Здравствуй внучёк! Вчера, после того, как Гаврик, раскапывая мышиные норы,  выгваздался весь в грязи,  пошли с ним обмыться. Мы так всегда делаем, чтобы не идти по посёлку чумазыми. На этой поляне около трассы есть большая лужа. Она образовалась после того,  как убрали старую опору ЛЭП (линия электропередач). От дождей и таянья снега в ней постоянно стоит вода, даже растут осока и куга. Иногда Гаврик чистый, а жара приличная, он сам без понукания идёт к ней ополоснуться. И наоборот, если холодно, Гаврик пытается пройти от лужи, как можно подальше. Так вот вчера, когда мы подходили к луже, собачка в это время отвлеклась чем-то в густой траве, я видел, как  за кустом куги села утка. По полёту я определил, что это подранок. Всё-таки старый охотник. Глаз намётан. А Гаврик не видел её. Когда же пришли на берег, он сразу почувствовал дичь. Если бы ты видел его в эту минуту! Вот охотник, так охотник!

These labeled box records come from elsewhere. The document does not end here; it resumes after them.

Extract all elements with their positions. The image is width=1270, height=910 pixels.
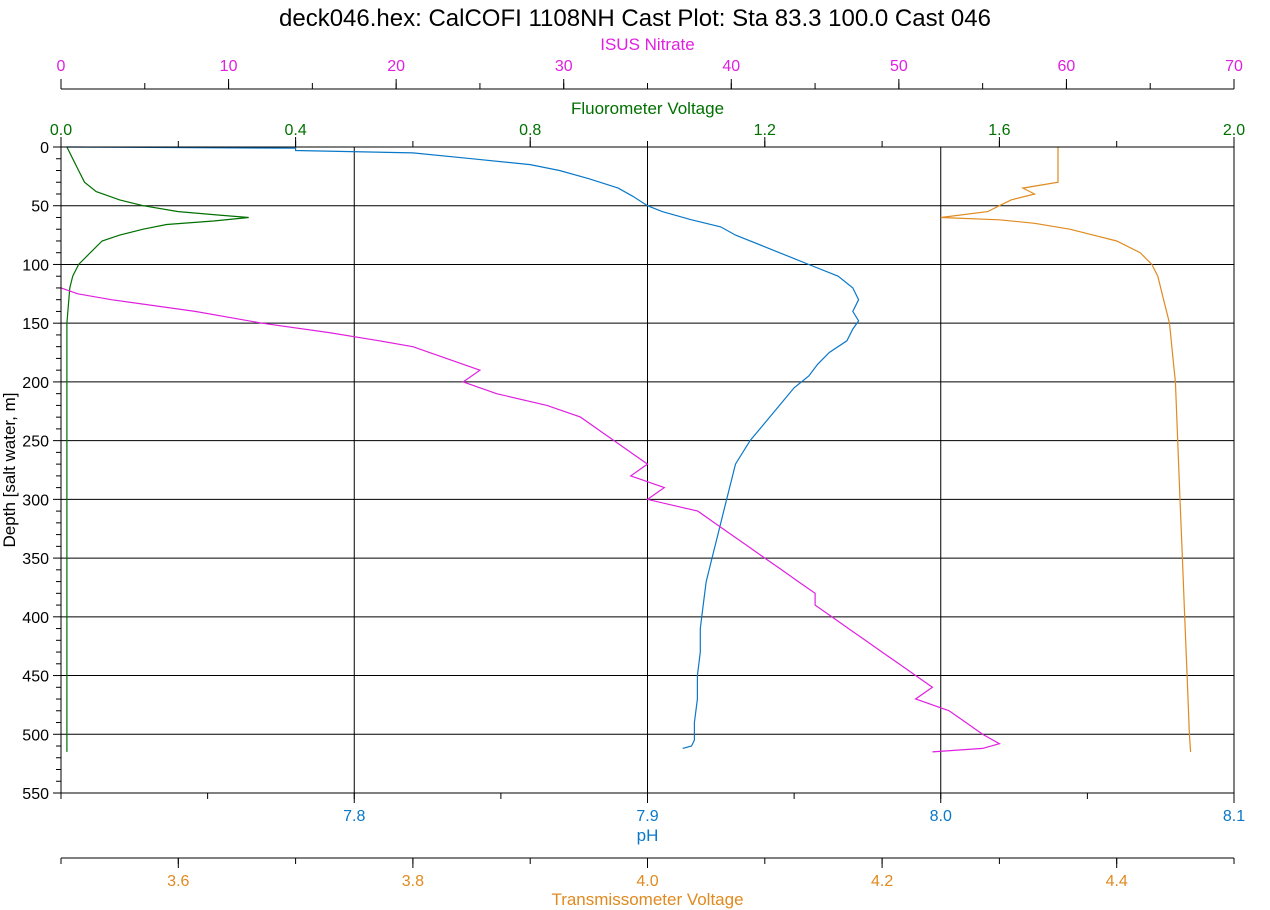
x-axis-title: ISUS Nitrate xyxy=(600,35,694,54)
x-axis-ph: 7.8 7.9 8.0 8.1 pH xyxy=(60,792,1245,845)
series-line-nitrate xyxy=(60,287,1001,753)
y-tick-label: 200 xyxy=(22,375,49,392)
x-tick-label: 30 xyxy=(555,58,573,75)
x-tick-label: 3.8 xyxy=(402,873,424,890)
x-axis-title: pH xyxy=(637,826,659,845)
x-axis-trans: 3.6 3.8 4.0 4.2 4.4 Transmissometer Voltage xyxy=(60,857,1235,909)
x-tick-label: 60 xyxy=(1058,58,1076,75)
y-tick-label: 500 xyxy=(22,727,49,744)
x-tick-label: 7.9 xyxy=(636,808,658,825)
y-axis-title: Depth [salt water, m] xyxy=(0,393,19,548)
x-tick-label: 4.4 xyxy=(1106,873,1128,890)
x-tick-label: 4.0 xyxy=(636,873,658,890)
x-tick-label: 1.6 xyxy=(988,122,1010,139)
series-line-ph xyxy=(66,146,860,749)
y-tick-label: 450 xyxy=(22,669,49,686)
y-tick-label: 100 xyxy=(22,257,49,274)
y-tick-label: 300 xyxy=(22,492,49,509)
series-line-trans xyxy=(940,147,1192,752)
x-tick-label: 7.8 xyxy=(343,808,365,825)
x-tick-label: 0.4 xyxy=(284,122,306,139)
y-tick-label: 0 xyxy=(40,140,49,157)
y-tick-label: 550 xyxy=(22,786,49,803)
x-tick-label: 10 xyxy=(220,58,238,75)
x-tick-label: 3.6 xyxy=(167,873,189,890)
series-line-fluor xyxy=(66,146,249,752)
x-tick-label: 8.0 xyxy=(930,808,952,825)
x-tick-label: 20 xyxy=(387,58,405,75)
chart-title: deck046.hex: CalCOFI 1108NH Cast Plot: S… xyxy=(279,5,991,32)
x-tick-label: 0 xyxy=(57,58,66,75)
x-axis-fluor: 0.0 0.4 0.8 1.2 1.6 2.0 Fluorometer Voltage xyxy=(50,99,1245,148)
x-tick-label: 1.2 xyxy=(754,122,776,139)
y-tick-label: 150 xyxy=(22,316,49,333)
y-tick-label: 400 xyxy=(22,610,49,627)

Он замер на минуту, тянул, тянул носом струи воздуха, стараясь точно определить, где сидит утка. Внимательно оглядел всю лужу, не трогаясь с места. Затем по-кошачьи, мягко ступая лапами, стал красться по берегу. Утка, очевидно, заметила нас и притаилась. Я тоже увлёкся  поисками пернатой. Сколько ни глядел, найти не мог. Гаврик, тем временем на цыпочках обошёл всю лужу и тоже безрезультатно. Также осторожно, не поднимая шума, он вошёл в воду. От кочки к кочке, от островка к островку, от кустика к кустику Гаврик прочёсывал лужу. Результата никакого. Утка, как сквозь землю провалилась. Я-то знаю, как эти фокусы делаются. Мне не раз на Колыме приходилось сталкиваться с подранками. Бывало, так намотаешься вёслами, сидя в резиновой лодке, что на следующий день рукой шевельнуть не можешь. Только приблизишься к нему, он нырь  под воду и ищи его свищи. Смотришь,  от тебя в метрах пятидесяти вынырнёт. Ты за ним, он от тебя. Так вот в догонялочки играешь с ним. Устанет подранок убегать, применит хитрость. Уйдёт подводу, оставит только кончик носа, чтобы можно было дышать через две дырочки, а движениями лапок удерживает себя под водой. Ты в лодке весь извертишься в ожидании, когда он вынырнет, а он и не думает выныривать. Это ты мёрзнешь в лодке, а он в своей стихии.
Вот и Гаврик бедный проутюжил лужу вдоль и поперёк, а утки нет. Приблизился пёсик к осоке, и тут вдруг фонтан воды поднялся вверх. Как в сказке, из фонтана показались крылья и понесли утку подальше от нас. Гаврик остолбенел, глядя во след беглянке, потом повернул голову ко мне с таким видом: «Ну, что старый охотничек! Где твоё ружьё?!! Я свою работу сделал. Теперь твоя очередь».
Случившееся вчера, напомнило мне случай, который произошёл со мной на Колыме. Тебе, внучёк, он будет очень полезен.

               

 О Б М И Ш У Р И Л С Я .


Первая охота, как первая любовь, неповторима и незабываема. В Магадан я приехал в двадцать семь лет. Колыма не скупилась, щедро дарила свои богатства: ягод и грибов столько, что вообразить трудно, весь мир можно было ими накормить. В магазинах не хватало только птичьего молока. Я застал то время, когда красную икру давали в довесок к питьевому спирту.
Но больше всего меня обрадовали “подъёмные”. К деньжонкам, что мы привезли с собой, добавилась довольно кругленькая сумма, которой нам до селе не приходилось держать в руках, не то, что получать. Всю наличность мы сложили и честно поделили между собой: жена свою половину тратила на обустройство семьи, я всё до копейки пустил на охоту.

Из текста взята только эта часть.